KEY POINTS:
One of the most sensational and shocking images in European art, Edvard Munch's painting of a man locked in a vampire's tortured embrace - her molten-red hair running along his soft bare skin - created an instant outcry when unveiled a century ago.
Some believed the Norwegian artist's anguished 1894 masterpiece, Love and Pain - since known as Vampire - to be a reference to his illicit visits to prostitutes; others interpreted it as a macabre fantasy about the death of his favourite sister.
Some years later, Nazi Germany condemned it as morally "degenerate".
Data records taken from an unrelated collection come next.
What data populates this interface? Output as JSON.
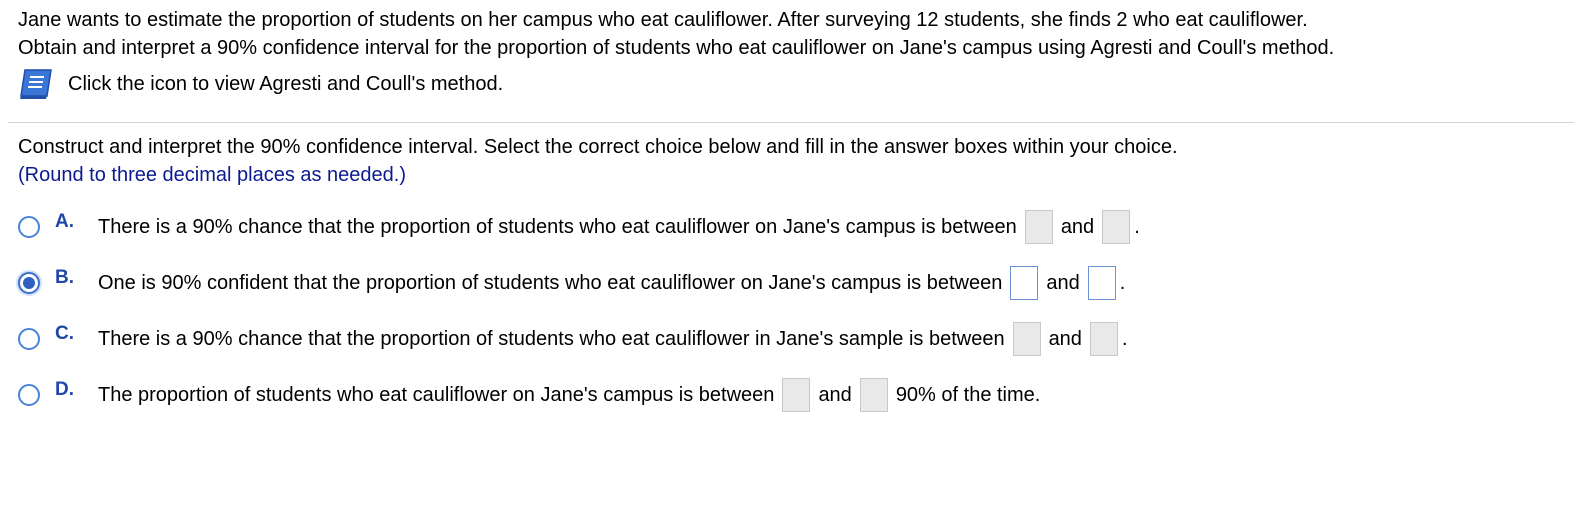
{
  "problem": {
    "line1": "Jane wants to estimate the proportion of students on her campus who eat cauliflower. After surveying 12 students, she finds 2 who eat cauliflower.",
    "line2": "Obtain and interpret a 90% confidence interval for the proportion of students who eat cauliflower on Jane's campus using Agresti and Coull's method."
  },
  "hint": {
    "icon": "book-icon",
    "text": "Click the icon to view Agresti and Coull's method."
  },
  "instructions": {
    "line1": "Construct and interpret the 90% confidence interval. Select the correct choice below and fill in the answer boxes within your choice.",
    "round_note": "(Round to three decimal places as needed.)"
  },
  "choices": [
    {
      "letter": "A.",
      "text": "There is a 90% chance that the proportion of students who eat cauliflower on Jane's campus is between",
      "and": "and",
      "end": ".",
      "selected": false
    },
    {
      "letter": "B.",
      "text": "One is 90% confident that the proportion of students who eat cauliflower on Jane's campus is between",
      "and": "and",
      "end": ".",
      "selected": true
    },
    {
      "letter": "C.",
      "text": "There is a 90% chance that the proportion of students who eat cauliflower in Jane's sample is between",
      "and": "and",
      "end": ".",
      "selected": false
    },
    {
      "letter": "D.",
      "text": "The proportion of students who eat cauliflower on Jane's campus is between",
      "and": "and",
      "end": "90% of the time.",
      "selected": false
    }
  ],
  "colors": {
    "accent": "#2147a6",
    "round_note": "#0b1b8f",
    "radio_border": "#4a84d4",
    "inactive_box": "#e9e9e9"
  }
}
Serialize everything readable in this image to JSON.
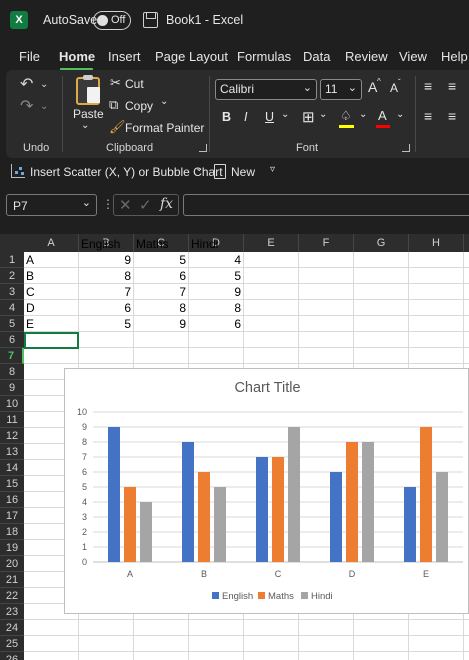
{
  "titlebar": {
    "logo": "X",
    "autosave_label": "AutoSave",
    "autosave_state": "Off",
    "doc_title": "Book1  -  Excel"
  },
  "menu": {
    "items": [
      "File",
      "Home",
      "Insert",
      "Page Layout",
      "Formulas",
      "Data",
      "Review",
      "View",
      "Help"
    ],
    "active": "Home"
  },
  "ribbon": {
    "undo_group": "Undo",
    "clipboard": {
      "paste": "Paste",
      "cut": "Cut",
      "copy": "Copy",
      "format_painter": "Format Painter",
      "group_label": "Clipboard"
    },
    "font": {
      "family": "Calibri",
      "size": "11",
      "grow_icon": "A",
      "shrink_icon": "A",
      "bold": "B",
      "italic": "I",
      "underline": "U",
      "font_color_icon": "A",
      "group_label": "Font",
      "highlight_color": "#ffff00",
      "font_color": "#ff0000"
    }
  },
  "qat": {
    "insert_scatter": "Insert Scatter (X, Y) or Bubble Chart",
    "new": "New"
  },
  "formula_bar": {
    "name_box": "P7",
    "fx": "fx",
    "formula": ""
  },
  "sheet": {
    "columns": [
      "A",
      "B",
      "C",
      "D",
      "E",
      "F",
      "G",
      "H"
    ],
    "rows": [
      "1",
      "2",
      "3",
      "4",
      "5",
      "6",
      "7",
      "8",
      "9",
      "10",
      "11",
      "12",
      "13",
      "14",
      "15",
      "16",
      "17",
      "18",
      "19",
      "20",
      "21",
      "22",
      "23",
      "24",
      "25",
      "26"
    ],
    "active_row": "7",
    "headers": [
      "",
      "English",
      "Maths",
      "Hindi"
    ],
    "data": [
      [
        "A",
        "9",
        "5",
        "4"
      ],
      [
        "B",
        "8",
        "6",
        "5"
      ],
      [
        "C",
        "7",
        "7",
        "9"
      ],
      [
        "D",
        "6",
        "8",
        "8"
      ],
      [
        "E",
        "5",
        "9",
        "6"
      ]
    ]
  },
  "chart_data": {
    "type": "bar",
    "title": "Chart Title",
    "categories": [
      "A",
      "B",
      "C",
      "D",
      "E"
    ],
    "series": [
      {
        "name": "English",
        "values": [
          9,
          8,
          7,
          6,
          5
        ],
        "color": "#4472c4"
      },
      {
        "name": "Maths",
        "values": [
          5,
          6,
          7,
          8,
          9
        ],
        "color": "#ed7d31"
      },
      {
        "name": "Hindi",
        "values": [
          4,
          5,
          9,
          8,
          6
        ],
        "color": "#a5a5a5"
      }
    ],
    "ylim": [
      0,
      10
    ],
    "yticks": [
      "0",
      "1",
      "2",
      "3",
      "4",
      "5",
      "6",
      "7",
      "8",
      "9",
      "10"
    ],
    "grid": true,
    "legend": "bottom"
  }
}
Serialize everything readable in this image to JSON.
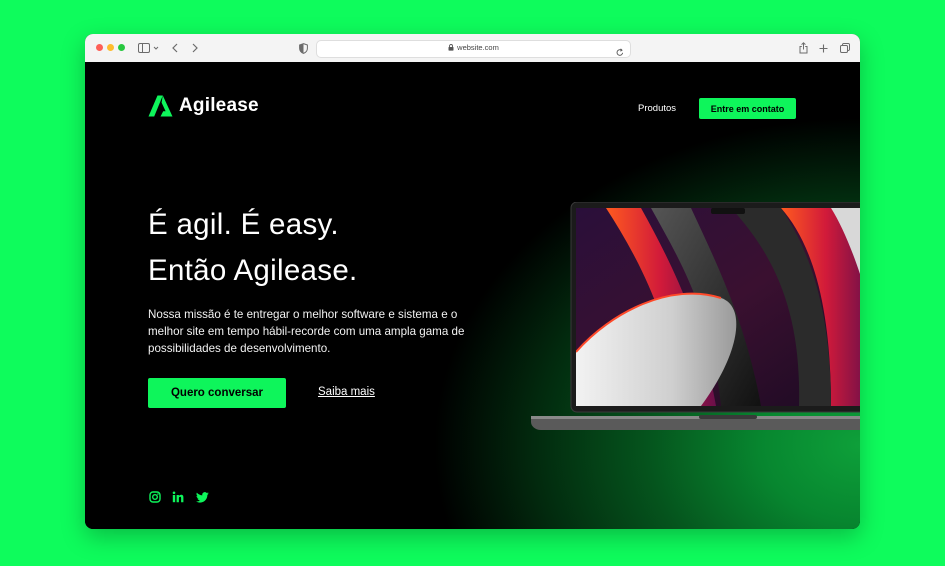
{
  "browser": {
    "url": "website.com"
  },
  "header": {
    "brand": "Agilease",
    "nav_products": "Produtos",
    "nav_contact": "Entre em contato"
  },
  "hero": {
    "headline_line1": "É agil. É easy.",
    "headline_line2": "Então Agilease.",
    "description": "Nossa missão é te entregar o melhor software e sistema e o melhor site em tempo hábil-recorde com uma ampla gama de possibilidades de desenvolvimento.",
    "primary_button": "Quero conversar",
    "secondary_link": "Saiba mais"
  },
  "social": [
    "instagram-icon",
    "linkedin-icon",
    "twitter-icon"
  ],
  "colors": {
    "page_background": "#0efc5c",
    "accent": "#0ef55b",
    "site_background": "#000000"
  }
}
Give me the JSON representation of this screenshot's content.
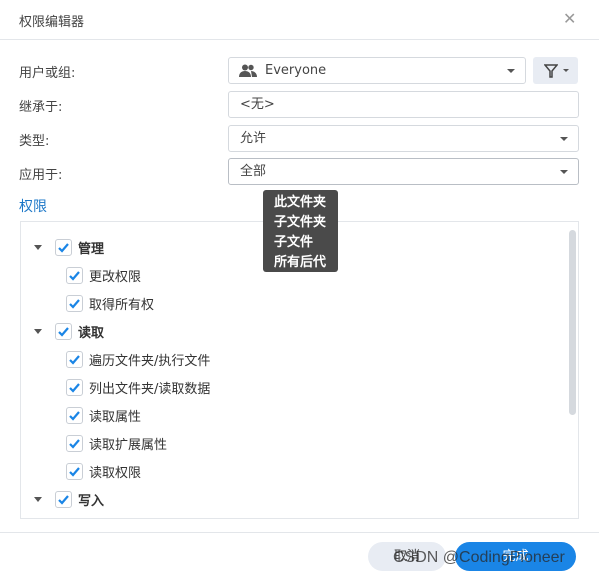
{
  "dialog": {
    "title": "权限编辑器",
    "close_icon": "close-icon"
  },
  "form": {
    "user_label": "用户或组:",
    "user_value": "Everyone",
    "user_icon": "users-icon",
    "inherit_label": "继承于:",
    "inherit_value": "<无>",
    "type_label": "类型:",
    "type_value": "允许",
    "apply_label": "应用于:",
    "apply_value": "全部",
    "filter_icon": "filter-icon"
  },
  "tooltip": {
    "lines": [
      "此文件夹",
      "子文件夹",
      "子文件",
      "所有后代"
    ]
  },
  "permissions": {
    "title": "权限",
    "groups": [
      {
        "label": "管理",
        "checked": true,
        "expanded": true,
        "items": [
          {
            "label": "更改权限",
            "checked": true
          },
          {
            "label": "取得所有权",
            "checked": true
          }
        ]
      },
      {
        "label": "读取",
        "checked": true,
        "expanded": true,
        "items": [
          {
            "label": "遍历文件夹/执行文件",
            "checked": true
          },
          {
            "label": "列出文件夹/读取数据",
            "checked": true
          },
          {
            "label": "读取属性",
            "checked": true
          },
          {
            "label": "读取扩展属性",
            "checked": true
          },
          {
            "label": "读取权限",
            "checked": true
          }
        ]
      },
      {
        "label": "写入",
        "checked": true,
        "expanded": true,
        "items": []
      }
    ]
  },
  "footer": {
    "cancel_label": "取消",
    "done_label": "完成"
  },
  "watermark": "CSDN @CodingPioneer",
  "colors": {
    "accent": "#1a85e6",
    "link": "#1e78c8"
  }
}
After remaining in the hands of a private collector for the past 70 years, the painting - one of Munch's most sought-after - will be sold at a Sotheby's auction in New York on November 3 for an estimated US$35 million ($51.3 million). The current auction record for a Munch work is US$31 million.
Vampire was part of Munch's seminal 20-work series, The Frieze of Life, which included The Scream. It is the most significant version of four Vampires he completed in 1893 and 1894, and was first exhibited in 1902 in Berlin, where his works caused shock and awe.
Vampire is the only work from the original series in private hands - although it was loaned to the Metropolitan Museum of Art in New York until last year.
Munch always insisted the controversial painting was "just a woman kissing a man on the neck".